She and I are related not by blood but by the bonds of holy matrimony between her father and my mother. She was 11, my sister was 10, and I was 14 that first summer. She was a buffer between my sister and me, a cool spot in the heat of our sibling rivalry. Before her arrival in our midst, we had battled one on one; afterwards, we each tried to draw her to our side of the argument to gain strength through numbers. On rare occasions, such as the time we thought Daddy was giving her special phone privileges, my sister and I declared a truce long enough to align against her. Sometimes, if you can believe it, we all three got along beautifully.
In the small house where we first lived together as a family, we three girls shared a bedroom. I remember talking to her late into the night, lying there in the darkness, about dreams, plans, observations, and vaguely formed philosophies. We could discuss those kinds of things because I had no beef with her. It was my sister, not she, who, by virtue of birth, had stolen a huge portion of our mother's limited supply of affection. I was mean to my sister and she had learned to be mean right back, so deep conversations had never been part of our daily interaction.
Near the end of their first year of marriage, our parents strengthened the bonds of our blended family by producing a beautiful baby boy, a fine brother who was related equally to all of us girls. We moved to a larger house, I had a room of my own, and those late-night discussions came to an end.
Over the next few years our parents became increasingly quarrelsome, engaging frequently in loud bouts of put-downs and one-upmanship. I don't know how my siblings felt then, but I felt insecure in a big way. I didn't think the structure of our family was strong enough to hold up under that kind of assault, and I didn't know what would happen to us if the family fell apart. My private thoughts shifted more and more to my own personal future: When would I be able to leave this family and how would I go about doing it?
The daily shouting matches became the norm, but the marriage held together (for 39 years, until the death of my stepfather). I married at 18 and moved away, feeling guilty about leaving my siblings behind on the battleground. My stepsister married four years later, my sister a year after that. In discussing our early marriages with my stepsister this past Thursday, she asked if I had felt as she did upon leaving home, that the unspoken message of our parents was, "Don't let the door hit you in the behind." Yes. Yes, I did feel that way.
After we were married and scattered, we got in the habit of communicating through Mother instead of with each other. Long-distance phone calls were expensive, and with one call to Mother we could find out what was happening in the lives of all the others. We saved a few dollars but paid a higher price in that we got the news but not the feelings behind the news. We didn't learn to know each other well as adults.

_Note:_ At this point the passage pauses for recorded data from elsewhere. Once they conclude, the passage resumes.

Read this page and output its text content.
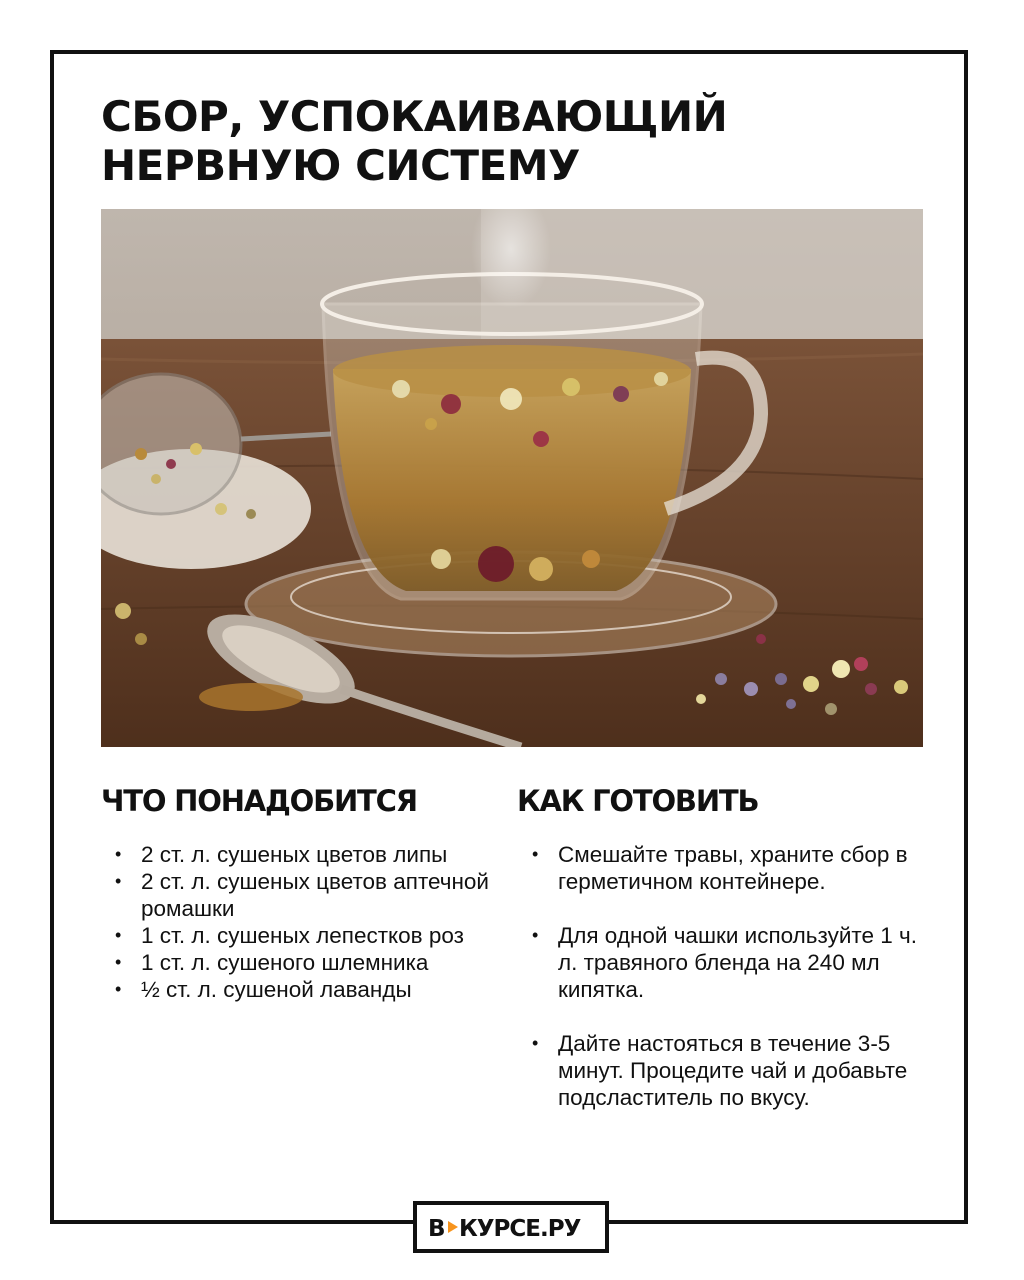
СБОР, УСПОКАИВАЮЩИЙ
НЕРВНУЮ СИСТЕМУ
ЧТО ПОНАДОБИТСЯ	КАК ГОТОВИТЬ
• 2 ст. л. сушеных цветов липы
• 2 ст. л. сушеных цветов аптечной ромашки
• 1 ст. л. сушеных лепестков роз
• 1 ст. л. сушеного шлемника
• ½ ст. л. сушеной лаванды
• Смешайте травы, храните сбор в герметичном контейнере.
• Для одной чашки используйте 1 ч. л. травяного бленда на 240 мл кипятка.
• Дайте настояться в течение 3-5 минут. Процедите чай и добавьте подсластитель по вкусу.
В КУРСЕ.РУ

My sister and I have managed to bridge that gap and have become best friends. We're similar in so many ways that I deeply regret the loss of her friendship during those early years when I focused only on our differences. My stepsister has just stepped back into my life after decades of very little contact, and I'm very happy that she initiated that reunion. One thing the three of us have in common is that we all want to be closer to our brother. If those family bonds are to be strengthened, it's up to us now to do it.
Left to right in 1960:
My stepsister, my sister, me, our brother
Left to right in 1982:
My brother, his wife, my sister, me, my stepsister
On Friday morning we talked mostly about the present and the future. We've survived difficult pasts, and we're both in good places now. We have moved on. We still have dreams, we still have goals, and some of them are things we might work on together. We still live miles apart, but we won't lose touch again. Family is family, blood or no blood.